Held, dismissing the appeals:
The article would be interpreted by the ordinary, reasonable reader to mean that
L&H had used 15 Singapore companies to manipulate financial transactions to
create the impression that they had achieved a high sales turnover in 1999 and
were, therefore, guilty of fraudulent conduct. At the very least, the article
was defamatory of L&H in that it meant that there were reasonable grounds
for suspicion that they were guilty of fraud.
A reasonable reader would not think that there was anything wrong with a law firm permitting its address to be used as the registered office of a large number of companies. This was especially so in the light of the antidote provided from remarks quoted from lawyers that such a practice was legal and that it was commonly done.
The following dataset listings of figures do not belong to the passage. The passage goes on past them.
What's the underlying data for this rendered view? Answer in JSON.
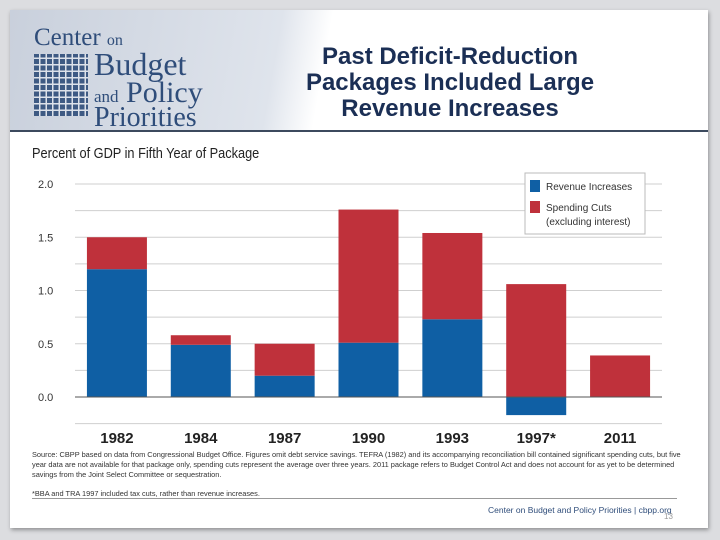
{
  "logo": {
    "line1": "Center",
    "line1b": "on",
    "line2": "Budget",
    "line3a": "and",
    "line3b": "Policy",
    "line4": "Priorities"
  },
  "title": "Past Deficit-Reduction Packages Included Large Revenue Increases",
  "chart_data": {
    "type": "bar",
    "stacked": true,
    "ylabel": "Percent of GDP in Fifth Year of Package",
    "categories": [
      "1982",
      "1984",
      "1987",
      "1990",
      "1993",
      "1997*",
      "2011"
    ],
    "series": [
      {
        "name": "Revenue Increases",
        "color": "#0f5fa4",
        "values": [
          1.2,
          0.49,
          0.2,
          0.51,
          0.73,
          -0.17,
          0
        ]
      },
      {
        "name": "Spending Cuts (excluding interest)",
        "color": "#bf313b",
        "values": [
          0.3,
          0.09,
          0.3,
          1.25,
          0.81,
          1.06,
          0.39
        ]
      }
    ],
    "ylim": [
      -0.25,
      2.0
    ],
    "yticks": [
      "2.0",
      "1.5",
      "1.0",
      "0.5",
      "0.0"
    ],
    "ytick_values": [
      2.0,
      1.5,
      1.0,
      0.5,
      0.0
    ],
    "grid": true,
    "legend_position": "top-right",
    "legend": [
      "Revenue Increases",
      "Spending Cuts",
      "(excluding interest)"
    ]
  },
  "source": "Source: CBPP based on data from Congressional Budget Office. Figures omit debt service savings. TEFRA (1982) and its accompanying reconciliation bill contained significant spending cuts, but five year data are not available for that package only, spending cuts represent the average over three years. 2011 package refers to Budget Control Act and does not account for as yet to be determined savings from the Joint Select Committee or sequestration.",
  "note": "*BBA and TRA 1997 included tax cuts, rather than revenue increases.",
  "footer": "Center on Budget and Policy Priorities | cbpp.org",
  "page_number": "13"
}
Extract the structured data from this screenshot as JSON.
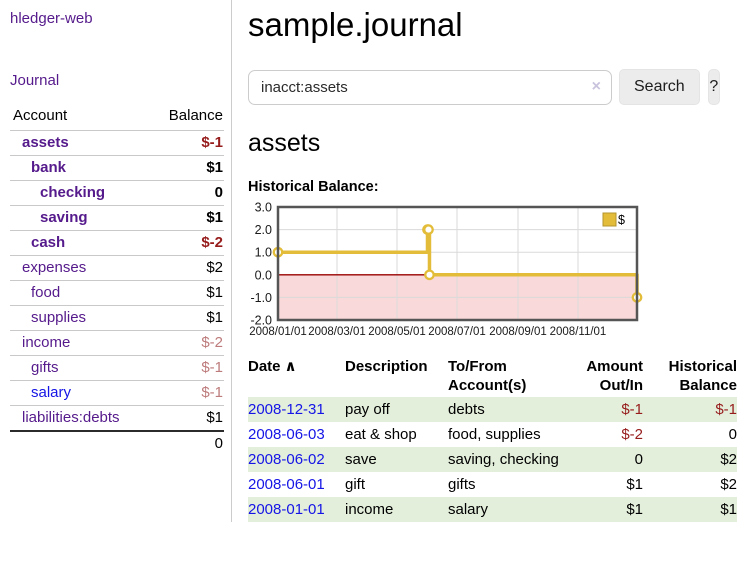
{
  "colors": {
    "purple": "#551a8b",
    "blue": "#1515e6",
    "neg_strong": "#961c1c",
    "neg_muted": "#bd7b7b",
    "row_green": "#e3eedb",
    "chart_line": "#e3bd3a",
    "chart_line_edge": "#b5952d",
    "chart_border": "#555555",
    "chart_grid": "#dadada",
    "chart_zero_line": "#990000",
    "chart_negative_fill": "#f9d9d9",
    "btn_bg": "#ececec",
    "border_gray": "#cccccc"
  },
  "sidebar": {
    "app_title": "hledger-web",
    "nav_journal": "Journal",
    "table": {
      "account_header": "Account",
      "balance_header": "Balance",
      "rows": [
        {
          "account": "assets",
          "balance": "$-1",
          "indent": 1,
          "bold": true,
          "color": "purple"
        },
        {
          "account": "bank",
          "balance": "$1",
          "indent": 2,
          "bold": true,
          "color": "purple"
        },
        {
          "account": "checking",
          "balance": "0",
          "indent": 3,
          "bold": true,
          "color": "purple"
        },
        {
          "account": "saving",
          "balance": "$1",
          "indent": 3,
          "bold": true,
          "color": "purple"
        },
        {
          "account": "cash",
          "balance": "$-2",
          "indent": 2,
          "bold": true,
          "color": "purple"
        },
        {
          "account": "expenses",
          "balance": "$2",
          "indent": 1,
          "bold": false,
          "color": "purple"
        },
        {
          "account": "food",
          "balance": "$1",
          "indent": 2,
          "bold": false,
          "color": "purple"
        },
        {
          "account": "supplies",
          "balance": "$1",
          "indent": 2,
          "bold": false,
          "color": "purple"
        },
        {
          "account": "income",
          "balance": "$-2",
          "indent": 1,
          "bold": false,
          "color": "purple"
        },
        {
          "account": "gifts",
          "balance": "$-1",
          "indent": 2,
          "bold": false,
          "color": "purple"
        },
        {
          "account": "salary",
          "balance": "$-1",
          "indent": 2,
          "bold": false,
          "color": "blue"
        },
        {
          "account": "liabilities:debts",
          "balance": "$1",
          "indent": 1,
          "bold": false,
          "color": "purple"
        }
      ],
      "total": "0"
    }
  },
  "main": {
    "title": "sample.journal",
    "search": {
      "value": "inacct:assets",
      "clear_icon": "×",
      "button_label": "Search",
      "help_label": "?"
    },
    "section_heading": "assets",
    "chart_heading": "Historical Balance:"
  },
  "chart_data": {
    "type": "line",
    "step": true,
    "title": "Historical Balance",
    "series": [
      {
        "name": "$",
        "points": [
          [
            "2008-01-01",
            1
          ],
          [
            "2008-06-01",
            2
          ],
          [
            "2008-06-02",
            2
          ],
          [
            "2008-06-03",
            0
          ],
          [
            "2008-12-31",
            -1
          ]
        ]
      }
    ],
    "ylim": [
      -2,
      3
    ],
    "yticks": [
      3,
      2,
      1,
      0,
      -1,
      -2
    ],
    "xticks": [
      "2008/01/01",
      "2008/03/01",
      "2008/05/01",
      "2008/07/01",
      "2008/09/01",
      "2008/11/01"
    ],
    "xrange": [
      "2008-01-01",
      "2008-12-31"
    ],
    "legend": {
      "label": "$",
      "position": "top-right"
    },
    "grid": true,
    "negative_region_shaded": true
  },
  "register": {
    "headers": {
      "date": "Date",
      "sort_icon": "∧",
      "description": "Description",
      "accounts": "To/From Account(s)",
      "amount": "Amount Out/In",
      "balance": "Historical Balance"
    },
    "rows": [
      {
        "date": "2008-12-31",
        "description": "pay off",
        "accounts": "debts",
        "amount": "$-1",
        "balance": "$-1",
        "green": true
      },
      {
        "date": "2008-06-03",
        "description": "eat & shop",
        "accounts": "food, supplies",
        "amount": "$-2",
        "balance": "0",
        "green": false
      },
      {
        "date": "2008-06-02",
        "description": "save",
        "accounts": "saving, checking",
        "amount": "0",
        "balance": "$2",
        "green": true
      },
      {
        "date": "2008-06-01",
        "description": "gift",
        "accounts": "gifts",
        "amount": "$1",
        "balance": "$2",
        "green": false
      },
      {
        "date": "2008-01-01",
        "description": "income",
        "accounts": "salary",
        "amount": "$1",
        "balance": "$1",
        "green": true
      }
    ]
  }
}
The reference to the plaintiffs' employee as being the secretary and director of 15 of the companies and declining to comment when contacted by TST did not necessarily mean that she was being evasive. In the context of the article, especially the statement of another lawyer in the article that interim directors are often appointed, a reasonable person would not infer any connection between the plaintiffs' employee and the nefarious activities of those companies. The fact that TST had made unsuccessful attempts to reach the partners of the firm need not necessarily have a defamatory meaning and in the context of the article could not reasonably be construed to have such a meaning. If the partners had been reached but declined comment, that could have given a different picture, but it would not be reasonable for a reader to infer that the partners had been evasive merely because TST had not been successful in contacting them.
It was necessary to examine the article as a whole and in the context in which the words were used. If there was anything in a part of the article that was, of itself, defamatory of the plaintiffs, one must consider whether there was anything elsewhere that would put the article in such a perspective that a reasonable reader would not reach the conclusion that it is defamatory of them. In the present case, having considered the article in its entirety, together with the information available to the person who had also read the earlier article, the antidote in the article would clearly remove any bane carried by the innuendo in the earlier article.
[Editorial Note: The plaintiffs have appealed to the Court of Appeal vide CA 600082 of 2001.]